Hüttengeschichte Drucken
Die Fachgruppe Hüttengeschichte beschäftigt sich mit der Erforschung, Pflege und Bewahrung des hüttenmännischen Brauchtums. Dabei geht es vor allem um die Erforschung der Geschichte der Produktivkräfte und der Technik in den Hüttenbetrieben des Freiberger Raumes und die Dokumentierung dieser Ergebnisse in Bild und Schriftmaterial. Mit den Hüttenstandorten in Muldenhütten bzw. Halsbrücke, verfügte das Freiberger Land noch bis vor einigen Jahren über Hüttenbetriebe, die in der über 700-jährigen Geschichte (Muldenhütten 1318) maßgeblich die Produktionsgeschichte des sächsischen Hüttenwesens bestimmten und die Bergstadt Freiberg, auf Grund der technischen, wissenschaftlichen und kulturellen Leistungen in der ganzen Welt berühmt machten.

Bei der Produktion, anfangs nur Silber, später auch Blei, Kupfer, Zink, Zinn, Arsen und Schwefelsäure, auf dem Gebiet der Technik, so z.B. die Einführung des Pilzschachtofens 1865 und bei neuen Technologien, wie 1881 das Schwefelsäurekontaktverfahren durch Clemens Winkler, wurde der Weltstand auf dem Hüttensektor mitbestimmt, dies vor allem durch die Verbindung von Theorie und Praxis, durch berühmte Wissenschaftler der Bergakademie Freiberg und bedeutende Praktiker aus den Hüttenbetrieben.

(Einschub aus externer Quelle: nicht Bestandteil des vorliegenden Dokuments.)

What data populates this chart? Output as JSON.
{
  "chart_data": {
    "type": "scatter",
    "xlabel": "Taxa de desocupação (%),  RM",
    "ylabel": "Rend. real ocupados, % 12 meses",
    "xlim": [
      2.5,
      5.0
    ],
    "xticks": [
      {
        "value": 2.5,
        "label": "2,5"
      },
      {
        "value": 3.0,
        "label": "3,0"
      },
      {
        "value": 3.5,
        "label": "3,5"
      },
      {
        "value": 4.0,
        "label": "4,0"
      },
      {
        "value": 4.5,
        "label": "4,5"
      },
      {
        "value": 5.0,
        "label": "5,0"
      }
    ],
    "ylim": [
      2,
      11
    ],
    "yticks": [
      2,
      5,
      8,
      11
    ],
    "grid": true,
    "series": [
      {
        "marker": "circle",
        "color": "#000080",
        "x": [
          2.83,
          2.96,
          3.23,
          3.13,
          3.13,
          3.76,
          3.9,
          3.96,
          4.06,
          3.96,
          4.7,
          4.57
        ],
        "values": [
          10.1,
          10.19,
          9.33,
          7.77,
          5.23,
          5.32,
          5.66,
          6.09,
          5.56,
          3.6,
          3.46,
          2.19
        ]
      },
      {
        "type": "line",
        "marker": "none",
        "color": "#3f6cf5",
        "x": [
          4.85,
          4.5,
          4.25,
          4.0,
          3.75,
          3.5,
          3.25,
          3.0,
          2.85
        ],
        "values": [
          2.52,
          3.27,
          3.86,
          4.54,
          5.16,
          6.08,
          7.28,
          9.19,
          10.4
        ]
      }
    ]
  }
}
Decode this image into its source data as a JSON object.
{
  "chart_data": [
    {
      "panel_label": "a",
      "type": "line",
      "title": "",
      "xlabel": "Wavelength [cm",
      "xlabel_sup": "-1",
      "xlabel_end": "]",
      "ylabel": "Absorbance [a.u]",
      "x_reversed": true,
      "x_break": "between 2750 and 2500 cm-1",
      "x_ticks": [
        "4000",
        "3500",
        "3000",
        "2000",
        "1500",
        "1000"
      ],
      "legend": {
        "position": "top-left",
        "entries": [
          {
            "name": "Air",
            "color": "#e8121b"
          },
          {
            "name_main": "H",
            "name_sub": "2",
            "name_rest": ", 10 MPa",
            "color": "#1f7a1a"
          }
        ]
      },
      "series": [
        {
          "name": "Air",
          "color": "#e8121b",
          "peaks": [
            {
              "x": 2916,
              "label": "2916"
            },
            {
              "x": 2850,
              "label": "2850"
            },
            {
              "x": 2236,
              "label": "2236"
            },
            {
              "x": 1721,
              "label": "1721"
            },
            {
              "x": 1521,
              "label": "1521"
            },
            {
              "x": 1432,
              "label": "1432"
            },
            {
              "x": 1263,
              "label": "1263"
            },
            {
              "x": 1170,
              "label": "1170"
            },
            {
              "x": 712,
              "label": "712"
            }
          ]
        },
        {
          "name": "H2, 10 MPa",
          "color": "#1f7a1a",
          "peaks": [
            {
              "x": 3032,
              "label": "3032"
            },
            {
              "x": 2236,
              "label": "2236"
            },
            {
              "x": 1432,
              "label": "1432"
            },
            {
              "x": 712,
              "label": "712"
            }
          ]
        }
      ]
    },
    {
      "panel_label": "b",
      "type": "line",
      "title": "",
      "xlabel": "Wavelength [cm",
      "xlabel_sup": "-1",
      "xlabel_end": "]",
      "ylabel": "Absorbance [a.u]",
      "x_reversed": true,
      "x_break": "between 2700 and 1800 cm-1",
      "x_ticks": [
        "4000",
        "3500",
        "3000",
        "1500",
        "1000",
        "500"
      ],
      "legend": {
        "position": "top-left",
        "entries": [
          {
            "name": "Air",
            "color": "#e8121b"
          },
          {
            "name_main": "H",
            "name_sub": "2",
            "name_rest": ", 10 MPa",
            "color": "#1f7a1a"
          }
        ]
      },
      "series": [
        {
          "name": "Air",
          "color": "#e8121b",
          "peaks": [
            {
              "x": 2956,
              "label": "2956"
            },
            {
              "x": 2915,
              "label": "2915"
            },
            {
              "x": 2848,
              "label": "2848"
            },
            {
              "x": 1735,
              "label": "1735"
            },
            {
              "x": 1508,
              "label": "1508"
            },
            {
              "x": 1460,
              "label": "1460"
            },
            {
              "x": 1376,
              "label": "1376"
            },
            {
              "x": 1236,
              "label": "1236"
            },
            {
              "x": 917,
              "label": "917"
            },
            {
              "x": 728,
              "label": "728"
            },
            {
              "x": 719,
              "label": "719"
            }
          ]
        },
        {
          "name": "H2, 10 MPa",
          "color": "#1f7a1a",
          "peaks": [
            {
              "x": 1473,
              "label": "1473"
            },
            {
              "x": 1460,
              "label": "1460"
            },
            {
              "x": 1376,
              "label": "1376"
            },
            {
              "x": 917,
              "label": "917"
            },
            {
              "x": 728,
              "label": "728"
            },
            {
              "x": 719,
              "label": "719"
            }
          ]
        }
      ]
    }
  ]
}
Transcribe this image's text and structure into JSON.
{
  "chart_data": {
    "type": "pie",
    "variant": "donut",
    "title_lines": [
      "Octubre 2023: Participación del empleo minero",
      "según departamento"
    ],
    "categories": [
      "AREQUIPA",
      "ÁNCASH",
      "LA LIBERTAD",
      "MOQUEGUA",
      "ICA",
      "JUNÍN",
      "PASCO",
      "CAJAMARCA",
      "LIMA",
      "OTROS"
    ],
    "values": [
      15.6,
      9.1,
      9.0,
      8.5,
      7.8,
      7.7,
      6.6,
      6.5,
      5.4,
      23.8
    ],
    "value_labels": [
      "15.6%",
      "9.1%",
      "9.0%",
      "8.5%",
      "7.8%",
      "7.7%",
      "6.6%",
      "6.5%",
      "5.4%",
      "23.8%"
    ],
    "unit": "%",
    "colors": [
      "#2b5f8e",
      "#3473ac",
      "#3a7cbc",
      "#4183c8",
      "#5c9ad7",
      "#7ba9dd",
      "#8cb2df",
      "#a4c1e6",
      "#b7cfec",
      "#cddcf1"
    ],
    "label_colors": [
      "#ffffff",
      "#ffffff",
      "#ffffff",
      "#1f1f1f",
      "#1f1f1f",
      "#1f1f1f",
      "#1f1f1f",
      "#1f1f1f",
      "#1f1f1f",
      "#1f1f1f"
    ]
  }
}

Diese traditionsreiche Vergangenheit des Freiberger Hüttenwesen ist es Wert und Aufgabe zugleich, tiefgründiger zu forschen und die Ergebnisse der Öffentlichkeit zugängig zu machen.

Die Bewältigung der Geschichte des Hüttenwesens ist nicht einfach, da sich schon frühzeitig der Hüttenstandort Muldenhütten (Obere und Untere Muldner Hütte), und später auch der Hüttenstandort Halsbrücke (1612), herausbildete und mit dem Übergang in kurfürstlichen Besitz, ab Mitte des 16. Jahrhundert, nur noch an diesen beiden Orten die Verhüttung durchgeführt wurde. So mußte bei dem über mehrere Jahrhunderte langen Betrieb immer Altes dem Neuen weichen, so dass das Hüttenwesen über sehr wenige Sachzeugnisse verfügt. In der Hütte Muldenhütten befindet sich eines der wenigen Sachzeugnisse aus dem Hüttenwesen, dem sich die Mitglieder der Fachgruppe Hüttengeschichte in besonderer Weise verschrieben haben.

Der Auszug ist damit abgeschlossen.